The top players on the PGA Tour post average scores of a little below 70 strokes per round, meaning that the upper echelon of senior golfers are about two strokes worse per round than the best players in the world. The low performers on the Champions Tour score around 73 on Champions Tour courses, or about two-and-a-half strokes worse than the top senior golfers. If the world’s best golfers are Plus 8 handicappers, then that means the “bad” golfers on the senior tour are roughly Plus 3 or Plus 4.
That’s “only” nine or ten strokes a round better than me. Surely I can close that gap! If I can squeeze merely one stroke of improvement out of each incremental 500 hours of practice, then by the time I hit 10,000 hours, I will be a Plus 4.
With that goal in mind, I recently started taking golf lessons for the first time since I was 13 years old. One reason I chose my new golf coach, Pat Goss, is that he was an undergraduate economics major at Northwestern. I thought maybe he would understand the way I think.

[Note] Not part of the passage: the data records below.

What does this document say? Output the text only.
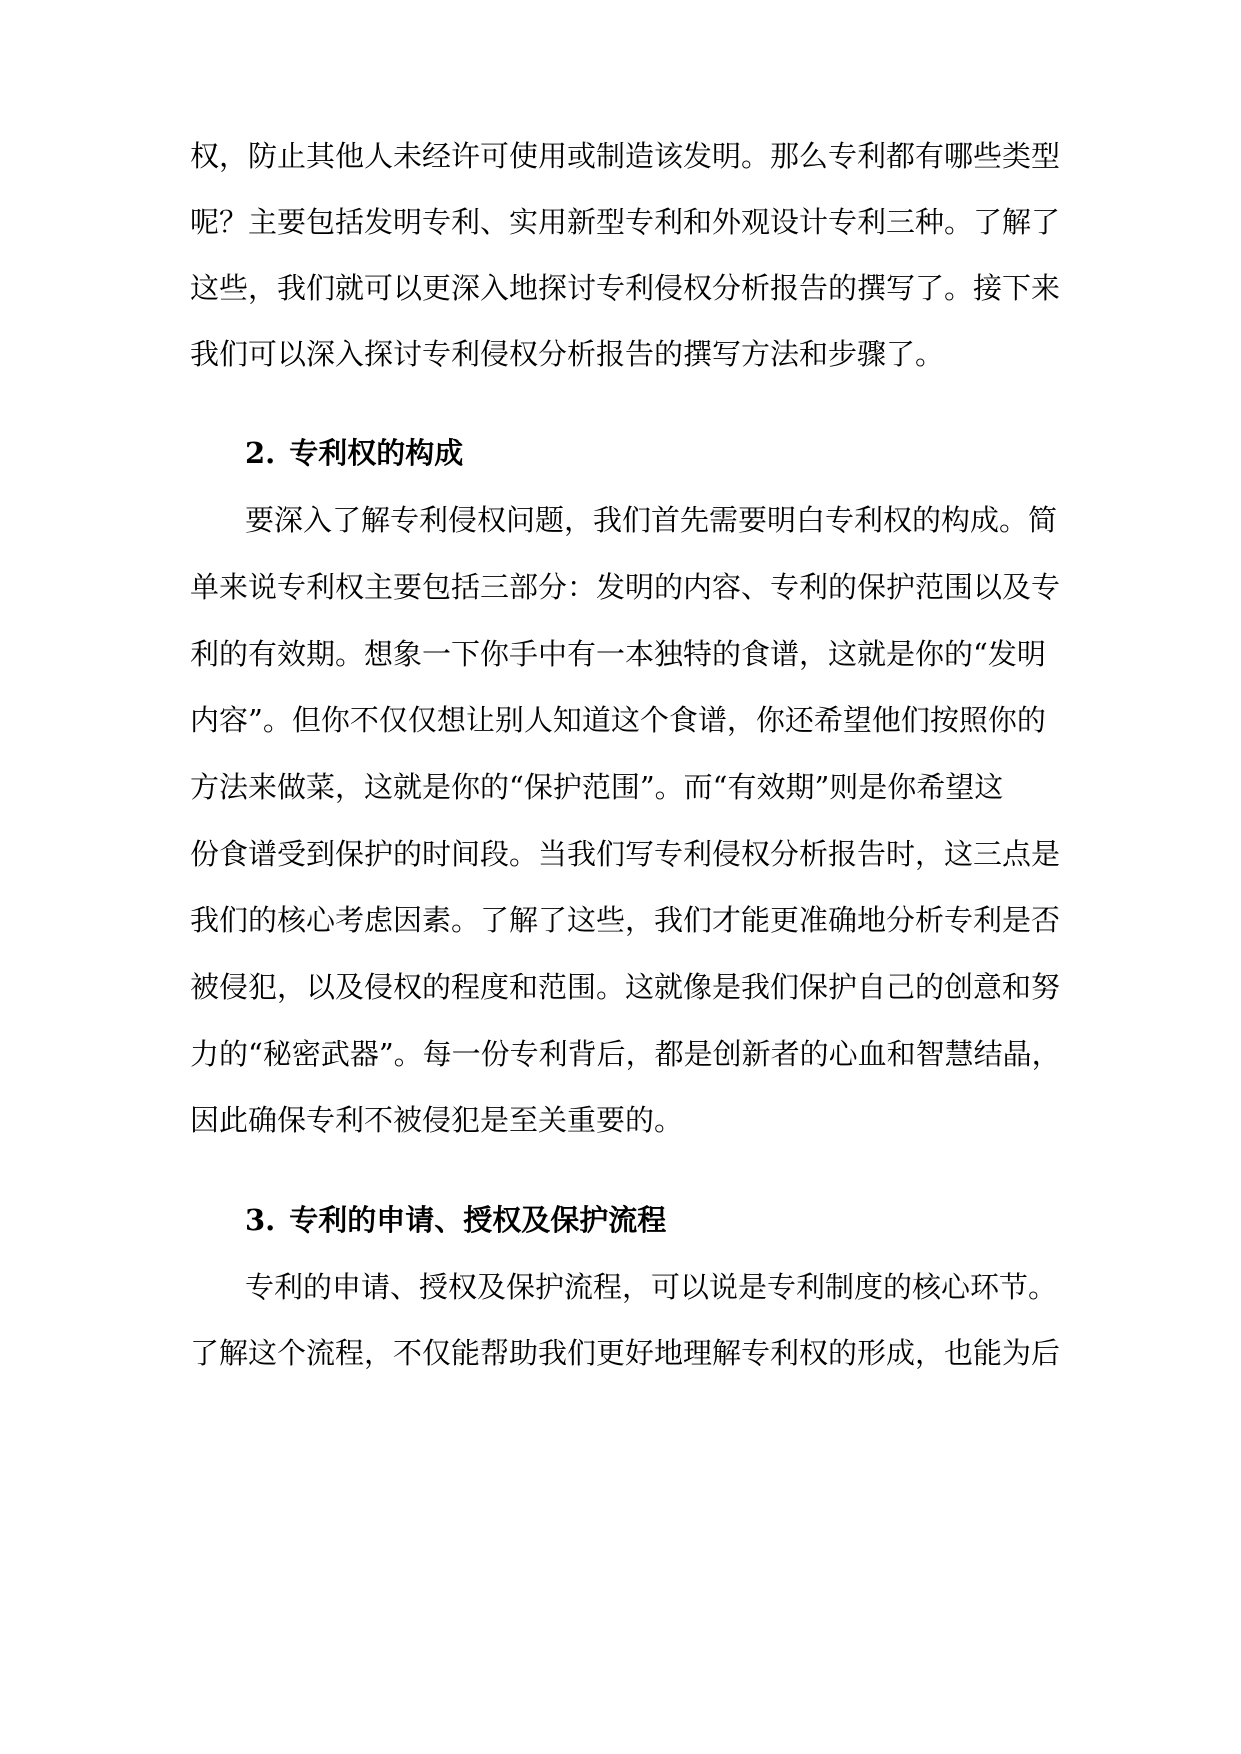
权，防止其他人未经许可使用或制造该发明。那么专利都有哪些类型
呢？主要包括发明专利、实用新型专利和外观设计专利三种。了解了
这些，我们就可以更深入地探讨专利侵权分析报告的撰写了。接下来
我们可以深入探讨专利侵权分析报告的撰写方法和步骤了。
2. 专利权的构成
要深入了解专利侵权问题，我们首先需要明白专利权的构成。简
单来说专利权主要包括三部分：发明的内容、专利的保护范围以及专
利的有效期。想象一下你手中有一本独特的食谱，这就是你的“发明
内容”。但你不仅仅想让别人知道这个食谱，你还希望他们按照你的
方法来做菜，这就是你的“保护范围”。而“有效期”则是你希望这
份食谱受到保护的时间段。当我们写专利侵权分析报告时，这三点是
我们的核心考虑因素。了解了这些，我们才能更准确地分析专利是否
被侵犯，以及侵权的程度和范围。这就像是我们保护自己的创意和努
力的“秘密武器”。每一份专利背后，都是创新者的心血和智慧结晶，
因此确保专利不被侵犯是至关重要的。
3. 专利的申请、授权及保护流程
专利的申请、授权及保护流程，可以说是专利制度的核心环节。
了解这个流程，不仅能帮助我们更好地理解专利权的形成，也能为后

On our first meeting, Pat first told me I swing like a character out of Caddyshack, and then asked me what my goals were in golf.
I responded to his question with 100 percent honesty: “I want to play on the Champions Tour. But if you decide I’ll never be that good, then I have a very different objective. I don’t care the slightest bit about what my handicap ends up being in that case. All that matters to me then is being able to hit the ball as far as possible, even if I can’t break 100.”
I guess he’s not used to getting an honest answer to this question, because he was so overcome with laughter he practically fell to the ground.
The good news is that six lessons later we are still devoting time to perfecting my short game, suggesting he thinks I can achieve my dream of making the tour.
Or maybe he’s just maximizing revenue. After all, he is an economist by training.